Дункан набрал полные легкие воздуху, но не удержался и разразился взрывом хохота.

— В жизни не слышал подобного вздора! Грэйс, любовь моя, вы не можете нести ответственность за то, как джентльмены отвечают на ваши улыбки!

— Вот и Эммелайн так говорит. Но я думаю… — Грэйс вдруг умолкла и повернула голову, чтобы лучше видеть Дункана. — Что вы сказали?

— Я сказал, Грэйс, любовь моя.

— Любовь моя?

— Да, любовь моя.

— О, — выдохнула Грэйс, упиваясь его взглядом, не веря, что он мог обратиться к ней с такими нежными и многообещающими словами. Раскрыв рот, она забыла, что хотела сказать.

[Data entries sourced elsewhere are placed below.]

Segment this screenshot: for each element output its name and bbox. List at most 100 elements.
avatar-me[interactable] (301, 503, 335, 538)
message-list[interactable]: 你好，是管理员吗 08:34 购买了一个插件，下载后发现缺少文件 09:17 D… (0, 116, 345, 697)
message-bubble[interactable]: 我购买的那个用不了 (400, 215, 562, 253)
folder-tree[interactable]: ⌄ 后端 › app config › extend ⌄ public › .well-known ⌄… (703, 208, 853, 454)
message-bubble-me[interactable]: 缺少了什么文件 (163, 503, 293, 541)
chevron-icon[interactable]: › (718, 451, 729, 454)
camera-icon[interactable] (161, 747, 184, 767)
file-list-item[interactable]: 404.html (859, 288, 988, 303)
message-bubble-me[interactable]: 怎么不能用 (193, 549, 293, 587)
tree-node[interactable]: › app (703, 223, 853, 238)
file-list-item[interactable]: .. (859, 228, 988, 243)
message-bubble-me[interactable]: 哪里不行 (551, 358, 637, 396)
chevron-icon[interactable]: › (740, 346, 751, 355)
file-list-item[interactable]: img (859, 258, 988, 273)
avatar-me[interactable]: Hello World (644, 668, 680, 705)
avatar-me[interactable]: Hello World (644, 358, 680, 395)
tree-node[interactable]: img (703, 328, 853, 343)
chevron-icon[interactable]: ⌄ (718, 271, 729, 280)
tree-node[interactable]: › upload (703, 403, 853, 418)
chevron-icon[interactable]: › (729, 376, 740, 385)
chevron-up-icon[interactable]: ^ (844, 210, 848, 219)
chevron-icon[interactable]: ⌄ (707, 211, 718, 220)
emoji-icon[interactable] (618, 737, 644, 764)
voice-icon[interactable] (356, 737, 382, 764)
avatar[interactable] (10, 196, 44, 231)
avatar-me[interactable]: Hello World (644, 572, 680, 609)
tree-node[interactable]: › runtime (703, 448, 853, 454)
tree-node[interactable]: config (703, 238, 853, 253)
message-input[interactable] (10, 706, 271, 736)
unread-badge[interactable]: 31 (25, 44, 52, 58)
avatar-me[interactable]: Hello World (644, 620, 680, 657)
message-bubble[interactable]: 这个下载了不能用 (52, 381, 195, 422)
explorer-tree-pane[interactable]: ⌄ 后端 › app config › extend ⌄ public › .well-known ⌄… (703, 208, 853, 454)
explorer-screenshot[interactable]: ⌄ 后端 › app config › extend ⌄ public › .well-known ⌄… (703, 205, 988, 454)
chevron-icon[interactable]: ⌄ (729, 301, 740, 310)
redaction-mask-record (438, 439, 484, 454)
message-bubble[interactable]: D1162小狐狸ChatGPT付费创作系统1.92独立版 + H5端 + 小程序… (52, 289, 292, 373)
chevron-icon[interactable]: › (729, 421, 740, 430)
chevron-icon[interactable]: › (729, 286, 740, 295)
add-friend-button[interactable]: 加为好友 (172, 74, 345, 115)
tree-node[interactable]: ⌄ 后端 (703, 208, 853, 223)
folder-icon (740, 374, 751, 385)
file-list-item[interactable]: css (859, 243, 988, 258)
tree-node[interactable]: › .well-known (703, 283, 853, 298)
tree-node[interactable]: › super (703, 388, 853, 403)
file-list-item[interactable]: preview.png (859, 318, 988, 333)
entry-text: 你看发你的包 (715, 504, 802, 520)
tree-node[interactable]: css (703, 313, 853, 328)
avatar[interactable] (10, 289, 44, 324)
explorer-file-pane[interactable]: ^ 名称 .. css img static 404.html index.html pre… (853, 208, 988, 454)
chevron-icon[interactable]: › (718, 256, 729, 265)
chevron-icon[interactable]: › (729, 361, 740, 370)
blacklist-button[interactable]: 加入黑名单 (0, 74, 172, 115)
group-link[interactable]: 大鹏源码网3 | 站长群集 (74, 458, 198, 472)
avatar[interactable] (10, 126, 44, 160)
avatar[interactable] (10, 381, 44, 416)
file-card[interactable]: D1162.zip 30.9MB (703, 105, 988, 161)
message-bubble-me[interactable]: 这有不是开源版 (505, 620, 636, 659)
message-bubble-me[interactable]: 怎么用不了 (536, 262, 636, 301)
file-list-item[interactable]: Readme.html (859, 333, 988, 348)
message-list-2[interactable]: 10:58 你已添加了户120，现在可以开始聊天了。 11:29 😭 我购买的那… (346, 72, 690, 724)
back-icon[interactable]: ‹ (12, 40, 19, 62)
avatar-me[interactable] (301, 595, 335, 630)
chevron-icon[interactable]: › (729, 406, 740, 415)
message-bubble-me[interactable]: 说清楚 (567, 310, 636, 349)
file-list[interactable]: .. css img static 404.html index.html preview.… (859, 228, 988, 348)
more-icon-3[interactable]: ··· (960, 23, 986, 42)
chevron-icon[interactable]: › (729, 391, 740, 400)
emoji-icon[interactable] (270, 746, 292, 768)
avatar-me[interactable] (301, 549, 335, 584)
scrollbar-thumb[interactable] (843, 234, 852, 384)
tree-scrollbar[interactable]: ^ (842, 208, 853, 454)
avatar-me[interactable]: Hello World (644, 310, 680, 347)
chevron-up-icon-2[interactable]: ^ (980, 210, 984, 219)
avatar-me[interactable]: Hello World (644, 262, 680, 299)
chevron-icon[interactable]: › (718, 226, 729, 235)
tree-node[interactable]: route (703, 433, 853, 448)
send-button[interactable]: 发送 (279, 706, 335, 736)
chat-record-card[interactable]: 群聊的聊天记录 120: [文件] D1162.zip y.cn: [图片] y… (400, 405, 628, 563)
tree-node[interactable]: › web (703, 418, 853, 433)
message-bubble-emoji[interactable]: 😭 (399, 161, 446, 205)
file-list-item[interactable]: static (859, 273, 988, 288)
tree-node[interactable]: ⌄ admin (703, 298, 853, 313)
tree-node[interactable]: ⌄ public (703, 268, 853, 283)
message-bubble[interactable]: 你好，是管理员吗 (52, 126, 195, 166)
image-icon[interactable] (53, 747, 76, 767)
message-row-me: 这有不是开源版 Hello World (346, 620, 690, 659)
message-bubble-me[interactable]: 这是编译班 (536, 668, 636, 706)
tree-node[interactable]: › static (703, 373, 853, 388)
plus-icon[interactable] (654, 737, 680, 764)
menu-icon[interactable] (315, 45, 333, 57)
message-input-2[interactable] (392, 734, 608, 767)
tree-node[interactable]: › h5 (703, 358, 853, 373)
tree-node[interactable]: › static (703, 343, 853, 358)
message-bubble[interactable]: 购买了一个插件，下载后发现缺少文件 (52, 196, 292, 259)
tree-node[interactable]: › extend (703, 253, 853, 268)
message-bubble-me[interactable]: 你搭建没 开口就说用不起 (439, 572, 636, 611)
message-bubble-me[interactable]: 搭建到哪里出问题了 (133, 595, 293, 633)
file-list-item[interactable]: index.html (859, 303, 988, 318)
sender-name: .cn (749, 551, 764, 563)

Дункан взглянул на этот прелестный полуоткрытый ротик, потом на заплаканные глаза и наконец охватил взглядом все ее лицо, любуясь нежной и гладкой кожей, похожей на спелый персик. При этом он пытался собрать воедино разбегающиеся мысли, но безуспешно. В общей путанице Лэнгдейл-младший совершенно отчетливо сознавал только одно: он чертовски рад, что Грэйс отказала Чарльзу Силлоту!

Дункан услышал, как Грэйс тихо шепчет его имя, и даже не сознавая, что делает, прижался губами к ее губам. Только после этого его осенило. Каким-то непостижимым образом за время недавно закончившегося, полного суеты лондонского сезона и за первую, напоенную волшебством неделю турнира он успел глубоко, страстно, безумно, безоглядно влюбиться в Грэйс Баттермир. Вкус ее губ у него на губах и тихий воркующий звук, вырвавшийся из ее груди, когда ее рука обвила его шею, а пальцы вплелись ему в волосы, укрепили решимость Дункана сделать ее своей женой.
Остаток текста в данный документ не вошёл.